FENCING | Mixed results for fencing at Ivy Championships

The men’s fencing team lost the title-deciding match against Harvard in the final seconds at the Ivy League Championship tournament last weekend.
The men’s fencing team lost the title-deciding match against Harvard in the final seconds at the Ivy League Championship tournament last weekend. Photo by James Lu.

The title came down to just one touch.

Heading into the final match of the Ivy League Championship tournament, Peter Cohen ’14 and Harvard freshman Mike Raynis were fighting for the title with their teams tied at 13 matches apiece. The two battled to a 4–4 tie in the final minute of the match. But with the seconds ticking down, Raynis flashed forward and landed a hit on Cohen to send the Crimson to its first Ivy League title since 2007.

“I knew there was a lot of pressure going in,” Cohen said. “It was a really special situation. The entire team was counting on me.”
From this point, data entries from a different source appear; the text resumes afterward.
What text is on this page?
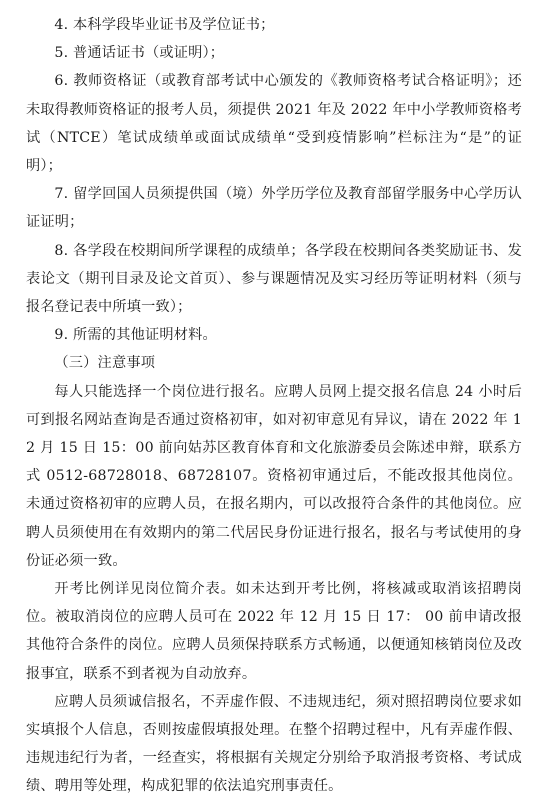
4. 本科学段毕业证书及学位证书；

5. 普通话证书（或证明）；

6. 教师资格证（或教育部考试中心颁发的《教师资格考试合格证明》；还未取得教师资格证的报考人员，须提供 2021 年及 2022 年中小学教师资格考试（NTCE）笔试成绩单或面试成绩单“受到疫情影响”栏标注为“是”的证明）；

7. 留学回国人员须提供国（境）外学历学位及教育部留学服务中心学历认证证明；

8. 各学段在校期间所学课程的成绩单；各学段在校期间各类奖励证书、发表论文（期刊目录及论文首页）、参与课题情况及实习经历等证明材料（须与报名登记表中所填一致）；

9. 所需的其他证明材料。

（三）注意事项

每人只能选择一个岗位进行报名。应聘人员网上提交报名信息 24 小时后可到报名网站查询是否通过资格初审，如对初审意见有异议，请在 2022 年 12 月 15 日 15：00 前向姑苏区教育体育和文化旅游委员会陈述申辩，联系方式 0512-68728018、68728107。资格初审通过后，不能改报其他岗位。未通过资格初审的应聘人员，在报名期内，可以改报符合条件的其他岗位。应聘人员须使用在有效期内的第二代居民身份证进行报名，报名与考试使用的身份证必须一致。

开考比例详见岗位简介表。如未达到开考比例，将核减或取消该招聘岗位。被取消岗位的应聘人员可在 2022 年 12 月 15 日 17： 00 前申请改报其他符合条件的岗位。应聘人员须保持联系方式畅通，以便通知核销岗位及改报事宜，联系不到者视为自动放弃。

应聘人员须诚信报名，不弄虚作假、不违规违纪，须对照招聘岗位要求如实填报个人信息，否则按虚假填报处理。在整个招聘过程中，凡有弄虚作假、违规违纪行为者，一经查实，将根据有关规定分别给予取消报考资格、考试成绩、聘用等处理，构成犯罪的依法追究刑事责任。
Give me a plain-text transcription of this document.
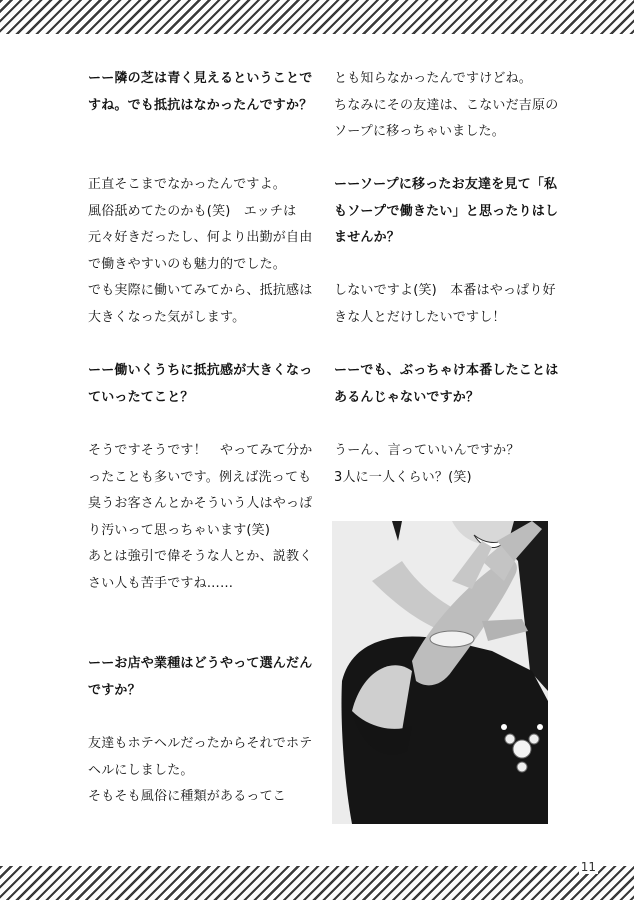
ーー隣の芝は青く見えるということですね。でも抵抗はなかったんですか？

正直そこまでなかったんですよ。
風俗舐めてたのかも(笑)　エッチは元々好きだったし、何より出勤が自由で働きやすいのも魅力的でした。
でも実際に働いてみてから、抵抗感は大きくなった気がします。

ーー働いくうちに抵抗感が大きくなっていったてこと？

そうですそうです！　やってみて分かったことも多いです。例えば洗っても臭うお客さんとかそういう人はやっぱり汚いって思っちゃいます(笑)
あとは強引で偉そうな人とか、説教くさい人も苦手ですね……

ーーお店や業種はどうやって選んだんですか？

友達もホテヘルだったからそれでホテヘルにしました。
そもそも風俗に種類があるってこ

とも知らなかったんですけどね。
ちなみにその友達は、こないだ吉原のソープに移っちゃいました。

ーーソープに移ったお友達を見て「私もソープで働きたい」と思ったりはしませんか？

しないですよ(笑)　本番はやっぱり好きな人とだけしたいですし！

ーーでも、ぶっちゃけ本番したことはあるんじゃないですか？

うーん、言っていいんですか？
3人に一人くらい？(笑)

11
The men’s team (11–5) had been unbeaten along with Harvard’s team through Sunday, until that loss to the Crimson (16–2), 14–13, while the women’s team (5–12) failed to post a win in the tournament.

Coming off close matches with Princeton, 15–12, and Penn, 14–13, the men’s team held a 13–12 lead against Harvard before the last two jousts. But the Bulldogs could not uphold either, ceding the championship to the Crimson.

Despite not coming away with the title, the Elis’ second place 4-1 round-robin result is a marked improvement over last year’s performance, in which the team finished 2–3.

“A miracle happened,” head coach Henry Harutunian said of the result. “Everybody is holding themselves to their very best. It’s tremendous.”

Three members of the male team made the All-Ivy team — Cornelius Saunders ‘14 in epée (13–2), Nathaniel Botwinick ‘11 in foil (11-4) and Nate Benzimra ‘13 in sabre (11–4).

Harutunian said the team was “very healthy” and building on the upward trend on previous years.

But it was a different story for the women’s team, sputtering after momentum-building wins against Sacred Heart, 18–6, and Vassar, 16–11, last weekend.

A 14-13 loss to Harvard Sunday afternoon cemented the team’s disappointing weekend, which also included losses to Columbia, 21–6, Brown, 12–15, Penn, 9–18, and Cornell, 17–10.

“We’ve been having a problem with the women’s team,” Harutunian said. “There are some people doing a beautiful job and upholding the dignity of the team, but it’s tough going.”

He explained that because three students had recently quit the team and he had only two new recruited fencers this past year, he had been forced to take many walk-ons with little to no experience.

Four members of the women’s sabre team graduated last year, Harutunian said, leaving only one experienced fencer among the walk-on heavy team.

“How can you ask anything from them when they’re fencing people with four to seven years’ background, with good experience in intercollegiate fencing?” he said.

Last year, the women’s team came away from the Ivy round-robin tournament with a 2–4 record.

“We had some good bouts and a couple of good individual records, but we just couldn’t put it all together for a win against this tough competition,” said captain Madeline Oliver ‘13 in a press release. She performed the best of the women’s team with a 12–6 record.

Both the women’s and the men’s teams will be competing at the Junior Olympics in Dallas, Texas from Friday to Monday.